Wanneer u voor het eerst een sok breit, bevat het patroon waarschijnlijk breitermen die u misschien niet herkent. Hier is een overzicht van alle verschillende onderdelen die je moet kennen, beginnend bij de bovenkant van de sok, om je eerste paar met succes te breien.
Sok manchet
De bovenkant van de sok wordt de sokmanchet genoemd. Om ervoor te zorgen dat de sok aan een been blijft kleven, wordt de manchet meestal op een of andere manier bewerkt geribbelde steek. Manchetten zijn vrij gebruikelijk, maar ze zijn optioneel en niet alle sokpatronen vragen om een aparte steek voor de bovenkant van de sok. In plaats van een manchet vragen sommige decoratieve sokpatronen om een steek of ribbels die helemaal tot aan de hiel wordt gebruikt.
Sok been
Als je vanaf de manchet naar beneden gaat, vind je het deel van de sok dat bekend staat als het been.

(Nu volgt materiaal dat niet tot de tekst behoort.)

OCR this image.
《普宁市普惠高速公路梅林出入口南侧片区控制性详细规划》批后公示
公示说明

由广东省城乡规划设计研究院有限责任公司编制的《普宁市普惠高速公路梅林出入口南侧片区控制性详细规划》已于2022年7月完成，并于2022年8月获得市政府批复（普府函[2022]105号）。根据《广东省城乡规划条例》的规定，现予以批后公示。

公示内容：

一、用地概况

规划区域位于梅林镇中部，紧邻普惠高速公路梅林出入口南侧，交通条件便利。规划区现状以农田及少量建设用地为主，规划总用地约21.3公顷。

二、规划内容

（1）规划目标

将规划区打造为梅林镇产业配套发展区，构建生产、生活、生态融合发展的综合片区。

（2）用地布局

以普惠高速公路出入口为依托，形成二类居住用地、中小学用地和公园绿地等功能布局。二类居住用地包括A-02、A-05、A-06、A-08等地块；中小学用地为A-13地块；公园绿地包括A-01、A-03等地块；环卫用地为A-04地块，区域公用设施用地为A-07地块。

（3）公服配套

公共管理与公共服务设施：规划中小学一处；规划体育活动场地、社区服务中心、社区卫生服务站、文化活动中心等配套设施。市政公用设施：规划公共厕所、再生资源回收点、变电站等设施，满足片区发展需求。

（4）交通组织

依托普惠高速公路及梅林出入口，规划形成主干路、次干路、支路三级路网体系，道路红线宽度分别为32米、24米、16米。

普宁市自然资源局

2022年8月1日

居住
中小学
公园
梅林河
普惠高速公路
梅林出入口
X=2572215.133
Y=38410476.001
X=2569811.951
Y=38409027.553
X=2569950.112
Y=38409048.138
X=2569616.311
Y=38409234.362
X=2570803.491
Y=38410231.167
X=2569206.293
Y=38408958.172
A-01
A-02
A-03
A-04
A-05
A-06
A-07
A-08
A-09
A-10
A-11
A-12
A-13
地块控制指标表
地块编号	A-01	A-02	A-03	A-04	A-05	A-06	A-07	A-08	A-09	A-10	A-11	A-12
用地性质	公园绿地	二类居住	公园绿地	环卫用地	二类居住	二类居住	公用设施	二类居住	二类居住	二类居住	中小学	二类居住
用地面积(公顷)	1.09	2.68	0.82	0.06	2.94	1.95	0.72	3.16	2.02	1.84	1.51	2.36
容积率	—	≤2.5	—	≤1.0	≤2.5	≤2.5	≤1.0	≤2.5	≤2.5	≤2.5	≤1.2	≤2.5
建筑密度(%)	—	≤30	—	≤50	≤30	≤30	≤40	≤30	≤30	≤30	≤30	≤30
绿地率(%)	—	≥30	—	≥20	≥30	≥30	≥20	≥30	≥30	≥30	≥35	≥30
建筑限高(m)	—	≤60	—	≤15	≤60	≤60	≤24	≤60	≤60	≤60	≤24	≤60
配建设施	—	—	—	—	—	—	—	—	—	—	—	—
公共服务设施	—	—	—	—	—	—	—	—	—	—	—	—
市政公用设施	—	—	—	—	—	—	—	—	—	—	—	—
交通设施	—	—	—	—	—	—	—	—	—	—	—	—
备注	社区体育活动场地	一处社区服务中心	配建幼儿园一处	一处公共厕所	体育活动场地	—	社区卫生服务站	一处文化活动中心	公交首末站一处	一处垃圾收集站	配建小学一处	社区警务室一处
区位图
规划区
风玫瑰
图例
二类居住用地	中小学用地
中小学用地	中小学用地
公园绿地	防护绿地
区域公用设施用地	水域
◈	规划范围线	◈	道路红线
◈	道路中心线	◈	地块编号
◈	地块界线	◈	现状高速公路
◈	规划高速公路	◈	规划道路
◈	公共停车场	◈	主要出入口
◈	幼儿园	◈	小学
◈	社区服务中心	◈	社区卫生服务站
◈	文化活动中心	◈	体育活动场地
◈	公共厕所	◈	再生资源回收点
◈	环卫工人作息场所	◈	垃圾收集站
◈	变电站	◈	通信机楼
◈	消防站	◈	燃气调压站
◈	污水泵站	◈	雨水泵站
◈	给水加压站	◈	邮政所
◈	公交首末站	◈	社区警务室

Dit deel van de sok heeft meestal een ander steekpatroon dan de manchet. De meeste basissokkenpatronen vragen om tricotsteek op het been, maar de benen kunnen ook in ribboord worden gebreid. Het patroon kan hetzelfde aantal of een andere ribbels van de manchet vereisen, of in een andere steek.
Hielklep
Als je van boven naar beneden breit, is de hielflap het deel van de sok waar je na het been uitkomt. De meeste sokpatronen hebben een hielflapconstructie, hoewel sommige een korte rij hiel of een ander alternatief kunnen gebruiken.
De hielflap wordt meestal heen en weer gebreid in rijen op ongeveer de helft van de steken van de sok. Hielflappen worden gewoonlijk bewerkt in een eenvoudig herhalend slipsteekpatroon en de eerste steek van elke rij wordt meestal weggeschoven om het later gemakkelijk op te pakken. Hielflappen kunnen ook decoratief zijn - soms zijn ze gebreid met twee kleuren, of ze kunnen kabels en andere steekpatronen bevatten.
Hieldraai:
Nadat de hielflap is bewerkt, wordt vervolgens de hielomslag gebreid om de cup van de hiel te vormen. Dit gedeelte van verkorte toeren creëert een bocht, waardoor het mogelijk is om een L-vormige sok te breien in plaats van een buis. Het proberen van de hieldraai intimideert beginners vaak, maar het belangrijkste is om aandacht te schenken aan wat het patroon dicteert en zo langzaam te werken als nodig is.
Er is een vrij standaardformule voor het werken met een hieldraai:
- Haal de eerste steek weg en werk over de helft van de hielsteken plus één.
- Werk een afname, en dan a wikkel en draai om een gat in de hiel te voorkomen.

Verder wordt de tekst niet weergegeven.